被申请人(一审被告、二审被上诉人):中国民生银行股份有限公司郑州分行。
被申请人(一审被告、二审被上诉人):舞阳闵原电器有限公司。
被申请人(一审被告、二审被上诉人):濮阳市龙迈电动车有限公司。
被申请人(一审被告、二审被上诉人):蒋厚龙。
被申请人(一审被告、二审被上诉人):孟晓云。
再审申请人江苏佐仕科技有限公司(以下简称佐仕公司)因与被申请人中国民生银行股份有限公司郑州分行(以下简称民生银行郑州分行)、舞阳闵原电器有限公司(以下简称闵原公司)、濮阳市龙迈电动车有限公司、蒋厚龙、孟晓云案外人执行异议之诉一案,不服河南省高级人民法院(2019)豫民终765号民事判决,向本院申请再审。本院依法组成合议庭进行了审查,现已审查终结。

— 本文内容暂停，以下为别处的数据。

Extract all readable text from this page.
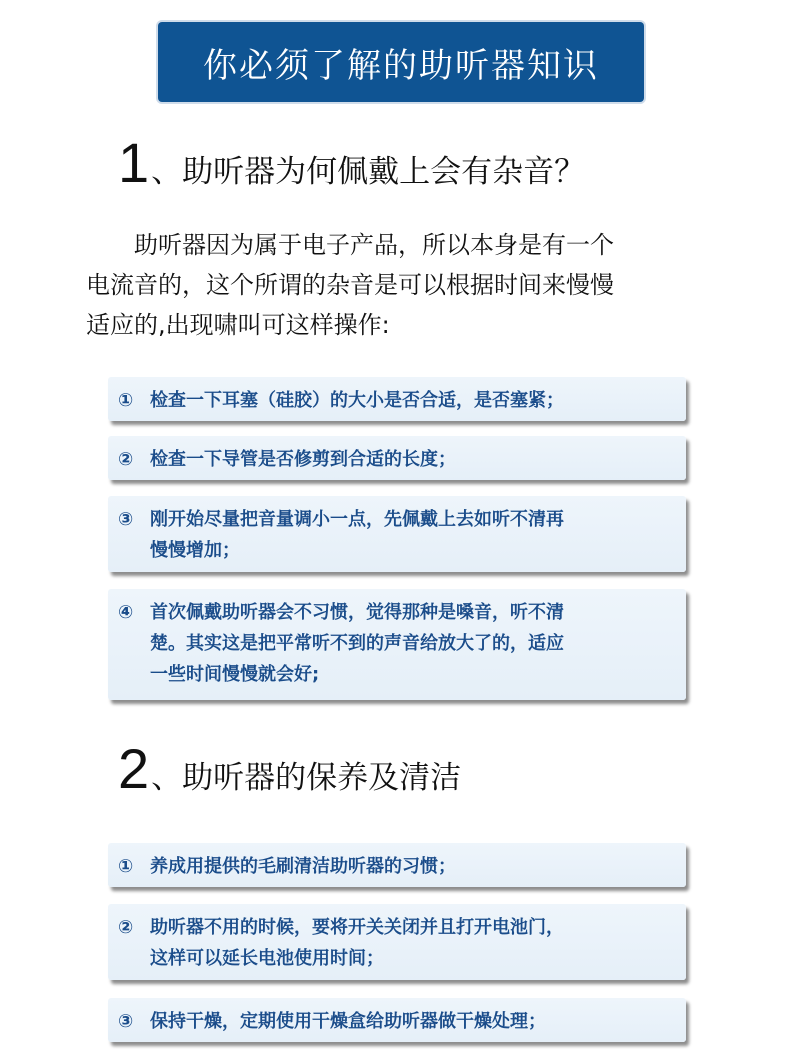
你必须了解的助听器知识
1 、助听器为何佩戴上会有杂音？
　　助听器因为属于电子产品，所以本身是有一个
电流音的，这个所谓的杂音是可以根据时间来慢慢
适应的,出现啸叫可这样操作:
① 检查一下耳塞（硅胶）的大小是否合适，是否塞紧；
② 检查一下导管是否修剪到合适的长度；
③ 刚开始尽量把音量调小一点，先佩戴上去如听不清再
慢慢增加；
④ 首次佩戴助听器会不习惯，觉得那种是嗓音，听不清
楚。其实这是把平常听不到的声音给放大了的，适应
一些时间慢慢就会好;
2 、助听器的保养及清洁
① 养成用提供的毛刷清洁助听器的习惯；
② 助听器不用的时候，要将开关关闭并且打开电池门，
这样可以延长电池使用时间；
③ 保持干燥，定期使用干燥盒给助听器做干燥处理；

佐仕公司申请再审称,依据《中华人民共和国民事诉讼法》第二百条第二项、第六项规定申请再审,请求:撤销一、二审判决,确认佐仕公司对房产证号为舞房权证城区字第××、20××65、20××66、20××67、20××68的房产和土地证号为舞国用(2011)第299号的土地及附属物具有租赁权并排除强制执行。事实与理由:(一)佐仕公司与闵原公司之间的房屋租赁合同合法有效。1.佐仕公司与闵原公司之间厂房租赁情况属实。根据涉案《财产转让协议》的约定,闵原公司将案涉房屋土地租赁给佐仕公司,租金为50万元/月,以佐仕公司对闵原公司的债权应付利息折抵租金。关于租赁期限的问题,《财产转让协议》明确约定为五年,2014年10月7日,舞阳天邦机电科技有限公司(以下简称天邦公司)、蒋厚龙等签订《补充协议一》则约定“五年合作期满,乙方不能还清甲方及江苏佐仕科技有限公司欠款及债务,合同延续,直至还清为止”。关于租赁范围在《财产转让协议》中也做了明确约定。2.佐仕公司承租闵原公司的厂房和土地,并由佐仕公司和闵原公司共同确认给天邦公司使用。天邦公司、蒋厚龙等签订《补充协议一》,进一步确认了闵原公司的相关土地与房产由天邦公司使用的事实。需要说明的是,虽然使用人为天邦公司,但案涉房产的承租人仍然是佐仕公司,租赁权的享有者仍是佐仕公司。《财产转让协议》签订后,闵原公司即向佐仕公司交付了案涉房屋及土地,由佐仕公司实际占有,并投资对办公楼、食堂、宿舍、道路等设施进行了改造。改造完成后,佐仕公司将租赁的厂房及土地交给其投资的天邦公司(现更名为河南苏源环保科技有限公司,以下简称苏源公司)使用。(二)佐仕公司与闵原公司之间厂房租赁合同合法有效。1.二审法院依据闵原公司与民生银行郑州分行签订的《最高额抵押合同》认定抵押财产没有出租不符合事实。《最高额抵押合同》内容并没有公开公示,承租人佐仕公司并不知情,也无从对此提出异议。且二审法院以存在《最高额抵押合同》从而否认租赁合同,不符合认证规则,也显失公允。闵原公司在与民生银行郑州分行签订《最高额抵押合同》时,银行没有到现场调查;同时,闵原公司在签订合同时隐瞒了其向佐仕公司出租厂房、土地的事实,存在欺诈行为。不能以此否认闵原公司与佐仕公司存在厂房、土地租赁合同关系并由佐仕公司实际占有使用的事实。2.佐仕公司与闵原公司之间厂房租赁合同是双方在自愿基础上形成的,租赁合同不违反法律规定,应认定为合法有效。且该合同至今未被确认为无效或被申请撤销。(三)《财产转让协议》中约定:“由于出租企业所有房地产全部抵押给银行,到目前为止已造成逾期和欠息,如被法院查封导致不能正常生产经营的,出租方应承担罚款和损失”,该约定与本案无关。1.佐仕公司与闵原公司签订《财产转让协议》时,闵原公司向佐仕公司反映将房屋抵押给银行的情况,但在双方签订《财产转让协议》后,闵原公司还清了银行借款,并注销了该合同下的抵押登记。否则也不会有2015年3月份闵原公司将厂房土地抵押给民生银行郑州分行的情况。民生银行郑州分行所主张的也不是该份合同下的抵押权。2.佐仕公司与闵原公司的房屋租赁合同成立时间早于闵原公司与民生银行郑州分行签订抵押合同的时间。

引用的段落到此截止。